Plumia is looking to launch a nomad border pass that grants access to a minimum of ten countries by 2025, with the ultimate ambition of signing up every country on Earth. “It’s not our aim to replace the nomad visa programmes that have sprung up in many countries; the idea is to supplement them,” Razavi says. “Most nomad visa programmes have been launched by people sitting in a room panicking because they’ve lost all their tourists during a pandemic, and the biggest issue with them is that end users have not been consulted in a lot of cases.”
Are digital nomad visas here to stay?
Because these programmes are still so new, the results of visa schemes for digital nomads and remote workers remain to be seen, and what defines success will vary from place to place.
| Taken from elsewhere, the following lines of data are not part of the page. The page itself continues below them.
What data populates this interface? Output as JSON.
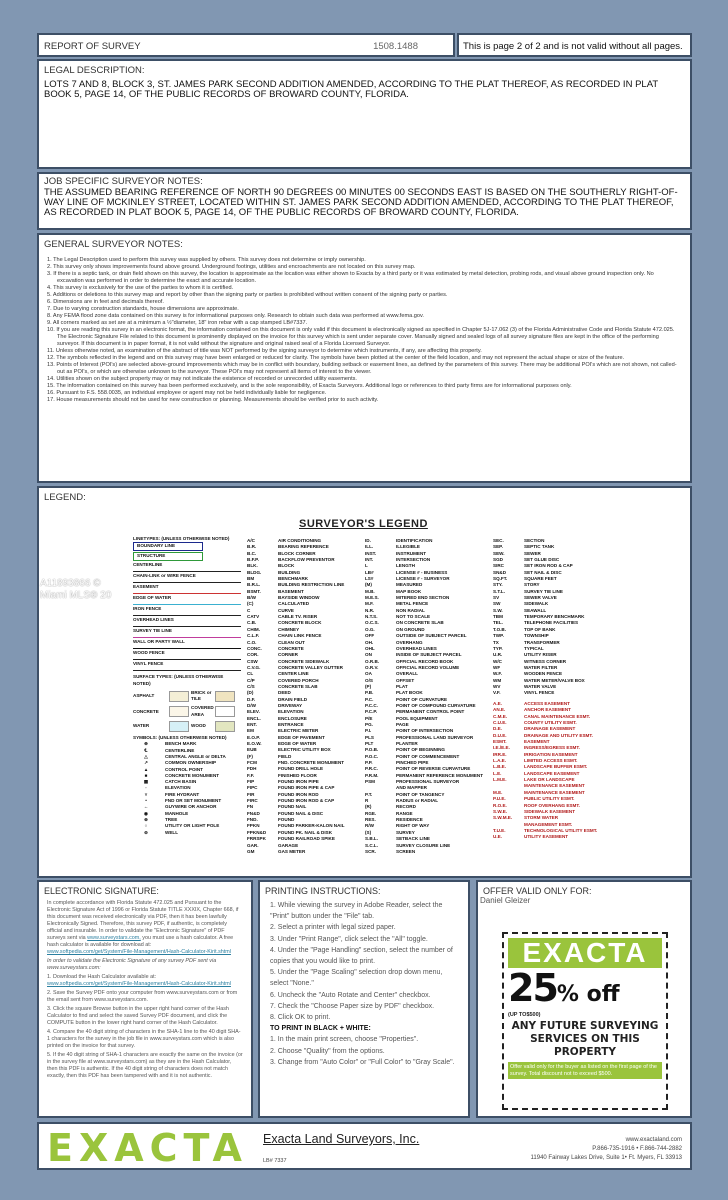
{
  "header": {
    "title": "REPORT OF SURVEY",
    "job_number": "1508.1488",
    "page_notice": "This is page 2 of 2 and is not valid without all pages."
  },
  "legal": {
    "heading": "LEGAL DESCRIPTION:",
    "text": "LOTS 7 AND 8, BLOCK 3, ST. JAMES PARK SECOND ADDITION AMENDED, ACCORDING TO THE PLAT THEREOF, AS RECORDED IN PLAT BOOK 5, PAGE 14, OF THE PUBLIC RECORDS OF BROWARD COUNTY, FLORIDA."
  },
  "job_notes": {
    "heading": "JOB SPECIFIC SURVEYOR NOTES:",
    "text": "THE  ASSUMED BEARING REFERENCE OF NORTH 90 DEGREES 00 MINUTES 00 SECONDS EAST IS BASED ON THE SOUTHERLY RIGHT-OF-WAY LINE OF MCKINLEY STREET, LOCATED WITHIN ST. JAMES PARK SECOND ADDITION AMENDED, ACCORDING TO THE PLAT THEREOF, AS RECORDED IN PLAT BOOK 5, PAGE 14, OF THE PUBLIC RECORDS OF BROWARD COUNTY, FLORIDA."
  },
  "general_notes": {
    "heading": "GENERAL SURVEYOR NOTES:",
    "items": [
      "1.  The Legal Description used to perform this survey was supplied by others. This survey does not determine or imply ownership.",
      "2.  This survey only shows improvements found above ground. Underground footings, utilities and encroachments are not located on this survey map.",
      "3.  If there is a septic tank, or drain field shown on this survey, the location is approximate as the location was either  shown to Exacta by a third party or it was estimated by metal detection, probing rods, and visual above ground inspection only.  No excavation was performed in order to determine the exact and accurate location.",
      "4.  This survey is exclusively for the use of the parties to whom it is certified.",
      "5.  Additions or deletions to this survey map and report by other than the signing party or parties is prohibited without written consent of the signing party or parties.",
      "6.  Dimensions are in feet and decimals thereof.",
      "7.  Due to varying construction standards, house dimensions are approximate.",
      "8.  Any FEMA flood zone data contained on this survey is for informational purposes only. Research to obtain such data was performed at www.fema.gov.",
      "9.  All corners marked as set are at a minimum a ½\"diameter, 18\" iron rebar with a cap stamped LB#7337.",
      "10. If you are reading this survey in an electronic format, the information contained on this document is only valid if this document is electronically signed as specified in Chapter 5J-17.062 (3) of the Florida Administrative Code and Florida Statute 472.025.  The Electronic Signature File related to this document is prominently displayed on the invoice for this survey which is sent under separate cover. Manually signed and sealed logs of all survey signature files are kept in the office of the performing surveyor. If this document is in paper format, it is not valid without the signature and original raised seal of a Florida Licensed Surveyor.",
      "11. Unless otherwise noted, an examination of the abstract of title was NOT performed by the signing surveyor to determine which instruments, if any, are affecting this property.",
      "12. The symbols reflected in the legend and on this survey may have been enlarged or reduced for clarity. The symbols have been plotted at the center of the field location, and may not represent the actual shape or size of the feature.",
      "13. Points of Interest (POI's) are selected above-ground improvements which may be in conflict with boundary, building setback or easement lines, as defined by the parameters of this survey. There may be additional POI's which are not shown, not called-out as POI's, or which are otherwise unknown to the surveyor. These POI's may not represent all items of interest to the viewer.",
      "14. Utilities shown on the subject property may or may not indicate the existence of recorded or unrecorded utility easements.",
      "15. The information contained on this survey has been performed exclusively, and is the sole responsibility, of Exacta Surveyors. Additional logo or references to third party firms are for informational purposes only.",
      "16.  Pursuant to F.S. 558.0035, an individual employee or agent may not be held individually liable for negligence.",
      "17. House measurements should not be used for new construction or planning. Measurements should be verified prior to such activity."
    ]
  },
  "legend": {
    "heading": "LEGEND:",
    "title": "SURVEYOR'S LEGEND",
    "linetypes_heading": "LINETYPES: (UNLESS OTHERWISE NOTED)",
    "linetypes": [
      "BOUNDARY LINE",
      "STRUCTURE",
      "CENTERLINE",
      "CHAIN-LINK or WIRE FENCE",
      "EASEMENT",
      "EDGE OF WATER",
      "IRON FENCE",
      "OVERHEAD LINES",
      "SURVEY TIE LINE",
      "WALL OR PARTY WALL",
      "WOOD FENCE",
      "VINYL FENCE"
    ],
    "surface_heading": "SURFACE TYPES: (UNLESS OTHERWISE NOTED)",
    "surfaces": [
      "ASPHALT",
      "BRICK or TILE",
      "CONCRETE",
      "COVERED AREA",
      "WATER",
      "WOOD"
    ],
    "symbols_heading": "SYMBOLS: (UNLESS OTHERWISE NOTED)",
    "symbols": [
      "BENCH MARK",
      "CENTERLINE",
      "CENTRAL ANGLE or DELTA",
      "COMMON OWNERSHIP",
      "CONTROL POINT",
      "CONCRETE MONUMENT",
      "CATCH BASIN",
      "ELEVATION",
      "FIRE HYDRANT",
      "FND OR SET MONUMENT",
      "GUYWIRE OR ANCHOR",
      "MANHOLE",
      "TREE",
      "UTILITY OR LIGHT POLE",
      "WELL"
    ],
    "col1": [
      [
        "A/C",
        "AIR CONDITIONING"
      ],
      [
        "B.R.",
        "BEARING REFERENCE"
      ],
      [
        "B.C.",
        "BLOCK CORNER"
      ],
      [
        "B.F.P.",
        "BACKFLOW PREVENTOR"
      ],
      [
        "BLK.",
        "BLOCK"
      ],
      [
        "BLDG.",
        "BUILDING"
      ],
      [
        "BM",
        "BENCHMARK"
      ],
      [
        "B.R.L.",
        "BUILDING RESTRICTION LINE"
      ],
      [
        "BSMT.",
        "BASEMENT"
      ],
      [
        "B/W",
        "BAYSIDE WINDOW"
      ],
      [
        "(C)",
        "CALCULATED"
      ],
      [
        "C",
        "CURVE"
      ],
      [
        "CATV",
        "CABLE TV. RISER"
      ],
      [
        "C.B.",
        "CONCRETE BLOCK"
      ],
      [
        "CHIM.",
        "CHIMNEY"
      ],
      [
        "C.L.F.",
        "CHAIN LINK FENCE"
      ],
      [
        "C.O.",
        "CLEAN OUT"
      ],
      [
        "CONC.",
        "CONCRETE"
      ],
      [
        "COR.",
        "CORNER"
      ],
      [
        "CSW",
        "CONCRETE SIDEWALK"
      ],
      [
        "C.V.G.",
        "CONCRETE VALLEY GUTTER"
      ],
      [
        "CL",
        "CENTER LINE"
      ],
      [
        "C/P",
        "COVERED PORCH"
      ],
      [
        "C/S",
        "CONCRETE SLAB"
      ],
      [
        "(D)",
        "DEED"
      ],
      [
        "D.F.",
        "DRAIN FIELD"
      ],
      [
        "D/W",
        "DRIVEWAY"
      ],
      [
        "ELEV.",
        "ELEVATION"
      ],
      [
        "ENCL.",
        "ENCLOSURE"
      ],
      [
        "ENT.",
        "ENTRANCE"
      ],
      [
        "EM",
        "ELECTRIC METER"
      ],
      [
        "E.O.P.",
        "EDGE OF PAVEMENT"
      ],
      [
        "E.O.W.",
        "EDGE OF WATER"
      ],
      [
        "EUB",
        "ELECTRIC UTILITY BOX"
      ],
      [
        "(F)",
        "FIELD"
      ],
      [
        "FCM",
        "FND. CONCRETE MONUMENT"
      ],
      [
        "FDH",
        "FOUND DRILL HOLE"
      ],
      [
        "F.F.",
        "FINISHED FLOOR"
      ],
      [
        "FIP",
        "FOUND IRON PIPE"
      ],
      [
        "FIPC",
        "FOUND IRON PIPE & CAP"
      ],
      [
        "FIR",
        "FOUND IRON ROD"
      ],
      [
        "FIRC",
        "FOUND IRON ROD & CAP"
      ],
      [
        "FN",
        "FOUND NAIL"
      ],
      [
        "FN&D",
        "FOUND NAIL & DISC"
      ],
      [
        "FND.",
        "FOUND"
      ],
      [
        "FPKN",
        "FOUND PARKER-KALON NAIL"
      ],
      [
        "FPKN&D",
        "FOUND PK. NAIL & DISK"
      ],
      [
        "FRRSPK",
        "FOUND RAILROAD SPIKE"
      ],
      [
        "GAR.",
        "GARAGE"
      ],
      [
        "GM",
        "GAS METER"
      ]
    ],
    "col2": [
      [
        "ID.",
        "IDENTIFICATION"
      ],
      [
        "ILL.",
        "ILLEGIBLE"
      ],
      [
        "INST.",
        "INSTRUMENT"
      ],
      [
        "INT.",
        "INTERSECTION"
      ],
      [
        "L",
        "LENGTH"
      ],
      [
        "LB#",
        "LICENSE # - BUSINESS"
      ],
      [
        "LS#",
        "LICENSE # - SURVEYOR"
      ],
      [
        "(M)",
        "MEASURED"
      ],
      [
        "M.B.",
        "MAP BOOK"
      ],
      [
        "M.E.S.",
        "MITERED END SECTION"
      ],
      [
        "M.F.",
        "METAL FENCE"
      ],
      [
        "N.R.",
        "NON RADIAL"
      ],
      [
        "N.T.S.",
        "NOT TO SCALE"
      ],
      [
        "O.C.S.",
        "ON CONCRETE SLAB"
      ],
      [
        "O.G.",
        "ON GROUND"
      ],
      [
        "OFF",
        "OUTSIDE OF SUBJECT PARCEL"
      ],
      [
        "OH.",
        "OVERHANG"
      ],
      [
        "OHL",
        "OVERHEAD LINES"
      ],
      [
        "ON",
        "INSIDE OF SUBJECT PARCEL"
      ],
      [
        "O.R.B.",
        "OFFICIAL RECORD BOOK"
      ],
      [
        "O.R.V.",
        "OFFICIAL RECORD VOLUME"
      ],
      [
        "OA",
        "OVERALL"
      ],
      [
        "O/S",
        "OFFSET"
      ],
      [
        "(P)",
        "PLAT"
      ],
      [
        "P.B.",
        "PLAT BOOK"
      ],
      [
        "P.C.",
        "POINT OF CURVATURE"
      ],
      [
        "P.C.C.",
        "POINT OF COMPOUND CURVATURE"
      ],
      [
        "P.C.P.",
        "PERMANENT CONTROL POINT"
      ],
      [
        "P/E",
        "POOL EQUIPMENT"
      ],
      [
        "PG.",
        "PAGE"
      ],
      [
        "P.I.",
        "POINT OF INTERSECTION"
      ],
      [
        "PLS",
        "PROFESSIONAL LAND SURVEYOR"
      ],
      [
        "PLT",
        "PLANTER"
      ],
      [
        "P.O.B.",
        "POINT OF BEGINNING"
      ],
      [
        "P.O.C.",
        "POINT OF COMMENCEMENT"
      ],
      [
        "P.P.",
        "PINCHED PIPE"
      ],
      [
        "P.R.C.",
        "POINT OF REVERSE CURVATURE"
      ],
      [
        "P.R.M.",
        "PERMANENT REFERENCE MONUMENT"
      ],
      [
        "PSM",
        "PROFESSIONAL SURVEYOR"
      ],
      [
        "",
        "AND MAPPER"
      ],
      [
        "P.T.",
        "POINT OF TANGENCY"
      ],
      [
        "R",
        "RADIUS or RADIAL"
      ],
      [
        "(R)",
        "RECORD"
      ],
      [
        "RGE.",
        "RANGE"
      ],
      [
        "RES.",
        "RESIDENCE"
      ],
      [
        "R/W",
        "RIGHT OF WAY"
      ],
      [
        "(S)",
        "SURVEY"
      ],
      [
        "S.B.L.",
        "SETBACK LINE"
      ],
      [
        "S.C.L.",
        "SURVEY CLOSURE LINE"
      ],
      [
        "SCR.",
        "SCREEN"
      ]
    ],
    "col3": [
      [
        "SEC.",
        "SECTION"
      ],
      [
        "SEP.",
        "SEPTIC TANK"
      ],
      [
        "SEW.",
        "SEWER"
      ],
      [
        "SGD",
        "SET GLUE DISC"
      ],
      [
        "SIRC",
        "SET IRON ROD & CAP"
      ],
      [
        "SN&D",
        "SET NAIL & DISC"
      ],
      [
        "SQ.FT.",
        "SQUARE FEET"
      ],
      [
        "STY.",
        "STORY"
      ],
      [
        "S.T.L.",
        "SURVEY TIE LINE"
      ],
      [
        "SV",
        "SEWER VALVE"
      ],
      [
        "SW",
        "SIDEWALK"
      ],
      [
        "S.W.",
        "SEAWALL"
      ],
      [
        "TBM",
        "TEMPORARY BENCHMARK"
      ],
      [
        "TEL.",
        "TELEPHONE FACILITIES"
      ],
      [
        "T.O.B.",
        "TOP OF BANK"
      ],
      [
        "TWP.",
        "TOWNSHIP"
      ],
      [
        "TX",
        "TRANSFORMER"
      ],
      [
        "TYP.",
        "TYPICAL"
      ],
      [
        "U.R.",
        "UTILITY RISER"
      ],
      [
        "W/C",
        "WITNESS CORNER"
      ],
      [
        "WF",
        "WATER FILTER"
      ],
      [
        "W.F.",
        "WOODEN FENCE"
      ],
      [
        "WM",
        "WATER METER/VALVE BOX"
      ],
      [
        "WV",
        "WATER VALVE"
      ],
      [
        "V.F.",
        "VINYL FENCE"
      ]
    ],
    "col3_easements": [
      [
        "A.E.",
        "ACCESS EASEMENT"
      ],
      [
        "AN.E.",
        "ANCHOR EASEMENT"
      ],
      [
        "C.M.E.",
        "CANAL MAINTENANCE ESMT."
      ],
      [
        "C.U.E.",
        "COUNTY UTILITY ESMT."
      ],
      [
        "D.E.",
        "DRAINAGE EASEMENT"
      ],
      [
        "D.U.E.",
        "DRAINAGE AND UTILITY ESMT."
      ],
      [
        "ESMT.",
        "EASEMENT"
      ],
      [
        "I.E./E.E.",
        "INGRESS/EGRESS ESMT."
      ],
      [
        "IRR.E.",
        "IRRIGATION EASEMENT"
      ],
      [
        "L.A.E.",
        "LIMITED ACCESS ESMT."
      ],
      [
        "L.B.E.",
        "LANDSCAPE BUFFER ESMT."
      ],
      [
        "L.E.",
        "LANDSCAPE EASEMENT"
      ],
      [
        "L.M.E.",
        "LAKE OR LANDSCAPE"
      ],
      [
        "",
        "MAINTENANCE EASEMENT"
      ],
      [
        "M.E.",
        "MAINTENANCE EASEMENT"
      ],
      [
        "P.U.E.",
        "PUBLIC UTILITY ESMT."
      ],
      [
        "R.O.E.",
        "ROOF OVERHANG ESMT."
      ],
      [
        "S.W.E.",
        "SIDEWALK EASEMENT"
      ],
      [
        "S.W.M.E.",
        "STORM WATER"
      ],
      [
        "",
        "MANAGEMENT ESMT."
      ],
      [
        "T.U.E.",
        "TECHNOLOGICAL UTILITY ESMT."
      ],
      [
        "U.E.",
        "UTILITY EASEMENT"
      ]
    ]
  },
  "esig": {
    "heading": "ELECTRONIC SIGNATURE:",
    "p1": "In complete accordance with Florida Statute 472.025 and Pursuant to the Electronic Signature Act of 1996 or Florida Statute TITLE XXXIX, Chapter 668, if this document was received electronically via PDF, then it has been lawfully Electronically Signed. Therefore, this survey PDF, if authentic, is completely official and insurable. In order to validate the \"Electronic Signature\" of PDF surveys sent via",
    "link1": "www.surveystars.com,",
    "p1b": "you must use a hash calculator. A free hash calculator is available for download at:",
    "link2": "www.softpedia.com/get/System/File-Management/Hash-Calculator-Kirit.shtml",
    "p2": "In order to validate the Electronic Signature of any survey PDF sent via www.surveystars.com:",
    "s1": "1. Download the Hash Calculator available at:",
    "s2": "2. Save the Survey PDF onto your computer from www.surveystars.com or from the email sent from www.surveystars.com.",
    "s3": "3. Click the square Browse button in the upper right hand corner of the Hash Calculator to find and select the saved Survey PDF document, and click the COMPUTE button in the lower right hand corner of the Hash Calculator.",
    "s4": "4. Compare the 40 digit string of characters in the SHA-1 line to the 40 digit SHA-1 characters for the survey in the job file in www.surveystars.com which is also printed on the invoice for that survey.",
    "s5": "5. If the 40 digit string of SHA-1 characters are exactly the same on the invoice (or in the survey file at www.surveystars.com) as they are in the Hash Calculator, then this PDF is authentic. If the 40 digit string of characters does not match exactly, then this PDF has been tampered with and it is not authentic."
  },
  "printing": {
    "heading": "PRINTING INSTRUCTIONS:",
    "steps": [
      "1.  While viewing the survey in Adobe Reader, select the \"Print\" button under the \"File\" tab.",
      "2.  Select a printer with legal sized paper.",
      "3.  Under \"Print Range\", click select the \"All\" toggle.",
      "4.  Under the \"Page Handling\" section, select the number of copies that you would like to print.",
      "5.  Under the \"Page Scaling\" selection drop down menu, select \"None.\"",
      "6.  Uncheck the \"Auto Rotate and Center\" checkbox.",
      "7.  Check the \"Choose Paper size by PDF\" checkbox.",
      "8.  Click OK to print."
    ],
    "bw_heading": "TO PRINT IN BLACK + WHITE:",
    "bw_steps": [
      "1.  In the main print screen, choose \"Properties\".",
      "2.  Choose \"Quality\" from the options.",
      "3.  Change from \"Auto Color\" or \"Full Color\" to \"Gray Scale\"."
    ]
  },
  "offer": {
    "heading": "OFFER VALID ONLY FOR:",
    "name": "Daniel Gleizer",
    "brand": "EXACTA",
    "discount": "25",
    "discount_suffix": "% off",
    "cap": "(UP TO$500)",
    "tagline": "ANY FUTURE SURVEYING SERVICES ON THIS PROPERTY",
    "fine": "Offer valid only for the buyer as listed on the first page of the survey.  Total discount not to exceed $500."
  },
  "footer": {
    "logo": "EXACTA",
    "company": "Exacta Land Surveyors, Inc.",
    "license": "LB# 7337",
    "website": "www.exactaland.com",
    "phones": "P.866-735-1916 • F.866-744-2882",
    "address": "11940 Fairway Lakes Drive, Suite 1• Ft. Myers, FL 33913"
  },
  "watermark": "A11893866 © Miami MLS® 20",
  "colors": {
    "page_bg": "#8197b2",
    "border": "#3d4f66",
    "brand_green": "#9ac43c",
    "easement_red": "#b01818"
  }
}
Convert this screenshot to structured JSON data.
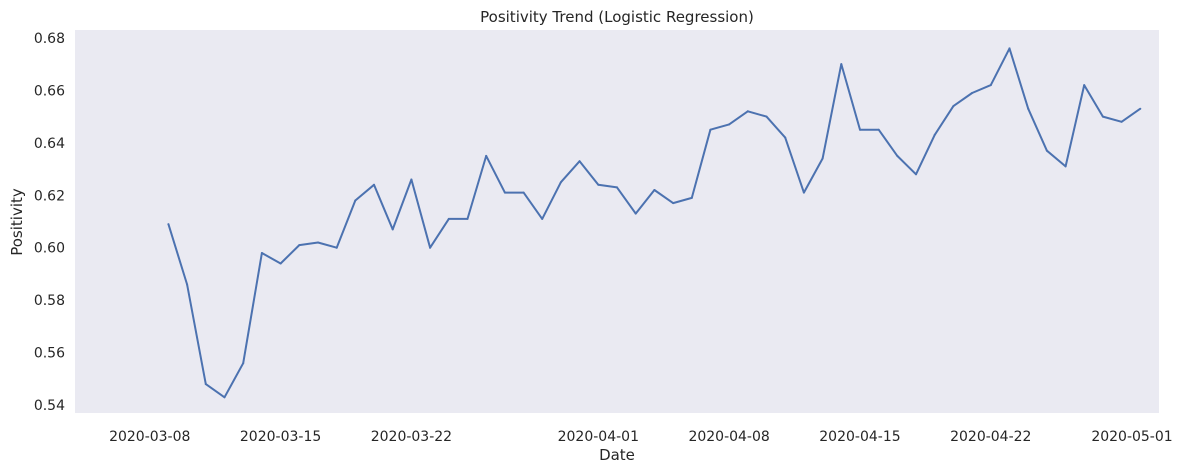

The number of digital nomads in the US has grown 112% since 2019 to 15.5 million, while there are reportedly 35 million digital nomads worldwide. With few people wanting to return to the office full-time, an increase in conscious accommodation options and affordable homestays through platforms like Vrbo and Airbnb, and visionaries like Plumia shooting for a whole new paradigm of borderless travel, this exciting travel trend is here for the long haul.